For his army and the people in general, however, the new Khan imposed tough regulations including a code of laws. For three years, he then organized and planed for his conquest of China. His use of espionage and force give an image of invincibility, imagination, logistics, maps, and terrorism that should be courses at military academies and staff colleges.

That so many biographies have appeared on this epic figure in history is amazing considering the scale and scope of such an undertaking. McLynn writes that these books, including his own, make arguments knowing “that a definitive biography of Genghis Khan is impossible” for it would take “several lifetimes to master” all of the languages needed to understand all of the ways that cultures and histories were affected.

The author does bring the skill of a seasoned scholar to produce a readable, credible work, usefully illustrated with maps and pictures. His book covers alcoholism, armor, law, sheep, tribal politics, weapons, women, and so much more, all as much or more about the Mongols than their leader.

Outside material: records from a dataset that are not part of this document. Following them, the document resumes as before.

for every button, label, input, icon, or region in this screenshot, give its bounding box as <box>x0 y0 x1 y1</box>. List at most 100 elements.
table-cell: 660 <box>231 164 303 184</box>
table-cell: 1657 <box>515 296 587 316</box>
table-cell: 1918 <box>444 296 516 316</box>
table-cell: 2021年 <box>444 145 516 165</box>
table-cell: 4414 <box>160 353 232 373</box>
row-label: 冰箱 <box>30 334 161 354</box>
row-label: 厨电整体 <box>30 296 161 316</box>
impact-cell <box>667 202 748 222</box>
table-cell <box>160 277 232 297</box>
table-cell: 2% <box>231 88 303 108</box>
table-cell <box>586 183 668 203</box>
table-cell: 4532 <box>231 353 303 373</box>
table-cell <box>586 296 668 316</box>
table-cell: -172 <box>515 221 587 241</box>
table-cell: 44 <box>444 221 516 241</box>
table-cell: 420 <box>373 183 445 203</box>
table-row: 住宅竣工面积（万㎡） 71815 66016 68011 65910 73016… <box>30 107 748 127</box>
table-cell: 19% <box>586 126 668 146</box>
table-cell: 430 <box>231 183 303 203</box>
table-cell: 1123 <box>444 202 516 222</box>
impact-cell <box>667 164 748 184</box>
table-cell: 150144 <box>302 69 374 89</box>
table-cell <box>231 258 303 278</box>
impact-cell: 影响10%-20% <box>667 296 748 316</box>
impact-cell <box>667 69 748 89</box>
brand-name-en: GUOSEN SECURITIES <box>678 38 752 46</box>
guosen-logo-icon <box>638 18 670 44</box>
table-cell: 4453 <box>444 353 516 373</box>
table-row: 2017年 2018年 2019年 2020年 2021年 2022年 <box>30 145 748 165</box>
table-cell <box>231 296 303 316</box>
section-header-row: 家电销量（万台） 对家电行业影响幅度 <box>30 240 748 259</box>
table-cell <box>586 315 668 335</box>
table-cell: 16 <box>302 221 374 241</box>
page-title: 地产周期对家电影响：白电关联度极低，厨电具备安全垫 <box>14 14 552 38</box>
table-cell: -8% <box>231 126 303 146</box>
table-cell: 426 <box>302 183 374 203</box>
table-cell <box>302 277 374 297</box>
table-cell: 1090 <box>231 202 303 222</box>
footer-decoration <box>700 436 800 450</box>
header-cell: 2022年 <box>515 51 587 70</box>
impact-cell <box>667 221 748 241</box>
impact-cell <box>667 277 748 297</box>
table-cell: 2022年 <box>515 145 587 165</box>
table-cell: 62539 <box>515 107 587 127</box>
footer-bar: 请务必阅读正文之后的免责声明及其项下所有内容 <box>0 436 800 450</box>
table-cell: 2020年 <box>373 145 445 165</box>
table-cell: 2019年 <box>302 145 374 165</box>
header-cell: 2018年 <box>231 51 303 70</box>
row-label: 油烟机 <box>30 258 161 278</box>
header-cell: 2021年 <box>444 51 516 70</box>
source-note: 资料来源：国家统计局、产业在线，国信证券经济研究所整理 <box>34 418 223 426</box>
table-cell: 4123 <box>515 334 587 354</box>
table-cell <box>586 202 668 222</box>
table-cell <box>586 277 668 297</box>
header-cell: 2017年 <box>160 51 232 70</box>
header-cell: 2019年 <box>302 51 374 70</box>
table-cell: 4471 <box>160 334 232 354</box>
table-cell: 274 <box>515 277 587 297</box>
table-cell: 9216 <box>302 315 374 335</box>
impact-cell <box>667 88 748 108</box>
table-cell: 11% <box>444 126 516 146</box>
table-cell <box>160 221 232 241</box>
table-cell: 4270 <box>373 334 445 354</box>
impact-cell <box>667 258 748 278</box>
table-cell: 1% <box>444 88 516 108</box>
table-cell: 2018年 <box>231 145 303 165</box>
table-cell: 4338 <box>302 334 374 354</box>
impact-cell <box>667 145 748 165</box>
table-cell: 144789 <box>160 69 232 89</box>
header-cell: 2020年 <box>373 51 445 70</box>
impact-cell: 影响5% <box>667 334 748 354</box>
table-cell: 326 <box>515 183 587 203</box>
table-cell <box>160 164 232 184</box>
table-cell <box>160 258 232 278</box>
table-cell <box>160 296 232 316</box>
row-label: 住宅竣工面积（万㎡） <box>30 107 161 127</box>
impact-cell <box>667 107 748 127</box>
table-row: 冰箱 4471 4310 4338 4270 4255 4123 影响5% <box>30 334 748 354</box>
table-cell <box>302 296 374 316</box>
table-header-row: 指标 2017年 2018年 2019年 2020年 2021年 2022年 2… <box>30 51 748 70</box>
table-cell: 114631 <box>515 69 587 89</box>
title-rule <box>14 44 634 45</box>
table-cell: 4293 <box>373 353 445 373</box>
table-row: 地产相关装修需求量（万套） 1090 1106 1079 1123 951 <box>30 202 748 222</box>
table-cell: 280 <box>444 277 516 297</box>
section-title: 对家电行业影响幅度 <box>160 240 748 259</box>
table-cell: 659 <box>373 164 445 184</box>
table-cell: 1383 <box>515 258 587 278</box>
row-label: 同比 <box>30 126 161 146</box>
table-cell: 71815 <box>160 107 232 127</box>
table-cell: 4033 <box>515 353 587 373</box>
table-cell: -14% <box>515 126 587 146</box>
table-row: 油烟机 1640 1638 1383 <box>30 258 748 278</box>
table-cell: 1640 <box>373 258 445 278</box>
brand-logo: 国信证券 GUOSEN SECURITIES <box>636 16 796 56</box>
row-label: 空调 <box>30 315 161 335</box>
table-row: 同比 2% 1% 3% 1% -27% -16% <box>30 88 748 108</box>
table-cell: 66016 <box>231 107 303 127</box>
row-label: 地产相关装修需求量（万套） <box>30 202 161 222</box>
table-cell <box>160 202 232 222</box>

Even as he describes the horrors of the destruction of Baghdad in 1257, one of a long list of cities that paid a price for not surrendering, he writes of Mongol technical sophistication. The scale of the deaths in the sacking of cities like Peking was horrific, even when compared to those of World War II. Mongol campaigns depopulated so much territory as to have a positive effect on the environment.

The slaughtered could number in the hundreds of thousands for a single campaign and the raped in equally staggering numbers. As the author writes, “Genghis and the Mongols were responsible for millions and millions of deaths.”

McLynn makes no condemnation or excuses for the atrocities, and he does not have to. These kinds of horrors were worldwide. Even Genghis’ contemporary Richard the Lionheart was not above it. That it became so enormous in the Mongol invasions was only due to scale of size.